Learning to write, a sore point with me. Maybe you can identify with how I felt these many years ago (now we’re back at the beginning of the beginning). There I was, a young student at City College, ‘living’ at Mott Hall, where the English literature and ancient languages classes (Latin, Greek, Anglo-Saxon) were taught. To fill out my schedule, I signed up for a class in short story writing. Our instructor went over a few well-anthologized stories with us and then told us to write a short story of our own and bring it in the following week. What do I do now? I was about twenty- years old, a sheltered Jewish lad from The Bronx with just enough life experience to fit into my book bag. What could I possibly write about? I know nothing!!! I handed in something every week to satisfy the course requirements, but that’s about it. At the end of the semester, our instructor made a definitive announcement in class that anyone who didn’t get an ‘A’ in his class would never succeed as a writer. Who says, I thought to myself, what do you know? It’s good to be told in advance that you will be a total failure. Saves you from making an effort.

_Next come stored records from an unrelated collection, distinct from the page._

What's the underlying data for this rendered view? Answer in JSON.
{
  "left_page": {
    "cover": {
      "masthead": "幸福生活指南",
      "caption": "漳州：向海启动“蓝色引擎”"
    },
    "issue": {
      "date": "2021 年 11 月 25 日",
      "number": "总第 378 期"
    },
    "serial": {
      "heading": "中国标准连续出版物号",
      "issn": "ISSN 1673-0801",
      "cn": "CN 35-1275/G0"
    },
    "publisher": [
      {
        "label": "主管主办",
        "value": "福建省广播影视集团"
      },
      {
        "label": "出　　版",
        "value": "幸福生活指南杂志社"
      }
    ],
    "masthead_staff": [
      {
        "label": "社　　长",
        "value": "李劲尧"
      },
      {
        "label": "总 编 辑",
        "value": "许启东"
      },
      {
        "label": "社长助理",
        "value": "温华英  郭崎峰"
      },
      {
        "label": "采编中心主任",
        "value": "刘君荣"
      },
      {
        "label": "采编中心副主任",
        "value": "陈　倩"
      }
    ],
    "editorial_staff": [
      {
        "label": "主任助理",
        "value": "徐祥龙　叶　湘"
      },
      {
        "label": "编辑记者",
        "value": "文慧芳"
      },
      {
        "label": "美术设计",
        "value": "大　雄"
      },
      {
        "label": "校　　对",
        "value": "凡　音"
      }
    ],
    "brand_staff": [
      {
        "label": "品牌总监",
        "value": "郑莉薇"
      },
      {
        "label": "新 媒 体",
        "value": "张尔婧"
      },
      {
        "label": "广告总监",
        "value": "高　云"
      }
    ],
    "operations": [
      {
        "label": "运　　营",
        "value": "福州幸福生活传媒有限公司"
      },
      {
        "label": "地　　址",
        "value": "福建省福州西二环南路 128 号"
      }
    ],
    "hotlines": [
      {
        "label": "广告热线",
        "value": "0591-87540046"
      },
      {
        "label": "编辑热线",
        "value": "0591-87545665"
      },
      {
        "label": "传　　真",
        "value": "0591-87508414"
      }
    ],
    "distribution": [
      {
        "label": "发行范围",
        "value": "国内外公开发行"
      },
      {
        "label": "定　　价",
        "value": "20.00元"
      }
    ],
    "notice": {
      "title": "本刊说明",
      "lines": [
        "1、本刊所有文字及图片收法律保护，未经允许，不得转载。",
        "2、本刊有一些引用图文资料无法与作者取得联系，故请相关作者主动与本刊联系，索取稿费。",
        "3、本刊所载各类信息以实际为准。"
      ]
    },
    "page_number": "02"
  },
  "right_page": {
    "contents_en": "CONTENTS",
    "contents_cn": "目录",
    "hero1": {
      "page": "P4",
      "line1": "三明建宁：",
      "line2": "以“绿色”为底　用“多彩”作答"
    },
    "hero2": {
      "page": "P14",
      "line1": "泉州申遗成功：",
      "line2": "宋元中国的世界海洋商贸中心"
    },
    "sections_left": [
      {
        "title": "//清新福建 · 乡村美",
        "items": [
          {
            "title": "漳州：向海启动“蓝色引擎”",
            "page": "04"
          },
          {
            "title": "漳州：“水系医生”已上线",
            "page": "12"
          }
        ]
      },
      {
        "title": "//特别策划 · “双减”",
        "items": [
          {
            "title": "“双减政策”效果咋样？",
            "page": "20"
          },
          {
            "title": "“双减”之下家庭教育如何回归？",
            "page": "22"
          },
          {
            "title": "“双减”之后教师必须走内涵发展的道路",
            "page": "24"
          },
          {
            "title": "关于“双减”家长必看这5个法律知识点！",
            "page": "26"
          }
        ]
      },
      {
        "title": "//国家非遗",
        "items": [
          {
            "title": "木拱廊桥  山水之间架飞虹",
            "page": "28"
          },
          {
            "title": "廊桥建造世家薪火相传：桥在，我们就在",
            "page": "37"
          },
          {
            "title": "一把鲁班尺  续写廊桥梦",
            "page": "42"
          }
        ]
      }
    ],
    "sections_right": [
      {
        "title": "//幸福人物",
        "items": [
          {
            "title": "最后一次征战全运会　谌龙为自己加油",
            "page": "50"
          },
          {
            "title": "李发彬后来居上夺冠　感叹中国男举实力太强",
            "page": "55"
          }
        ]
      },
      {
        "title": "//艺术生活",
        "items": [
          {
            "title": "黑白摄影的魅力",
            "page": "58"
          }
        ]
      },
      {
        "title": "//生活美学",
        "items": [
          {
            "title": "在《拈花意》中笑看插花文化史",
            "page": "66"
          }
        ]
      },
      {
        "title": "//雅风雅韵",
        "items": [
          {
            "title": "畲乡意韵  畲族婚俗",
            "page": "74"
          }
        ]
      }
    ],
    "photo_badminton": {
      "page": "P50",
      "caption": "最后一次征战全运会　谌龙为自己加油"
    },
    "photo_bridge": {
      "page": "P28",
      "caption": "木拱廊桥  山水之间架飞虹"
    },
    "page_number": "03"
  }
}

Maybe that’s what I should do now, write a reverie or a sketch about how it is that a total stranger shows up at our shul just when we need a tenth man. That’s what Virginia Woolf might have done, and there’s no better writer for me to imitate. But there’s another principle that I take to heart: Write about what you know. And, let’s face it, while I’ve been here in The Land for thirteen years, I’m still a stranger in a strange land. Except for my cadre of family, friends, and acquaintances, I have zero sense of why people here behave the way I do. Writing about what motivates total strangers would bring me back to my student days when I knew I was clueless, that I couldn’t write about what I didn’t know.

Perhaps I should just accept the obvious: that the right number of people seems always to be there is some sort of nes, a minor miracle of sorts. Maybe that’s enough of a story. As Keats could have said, that is all I know on earth and all I need to know.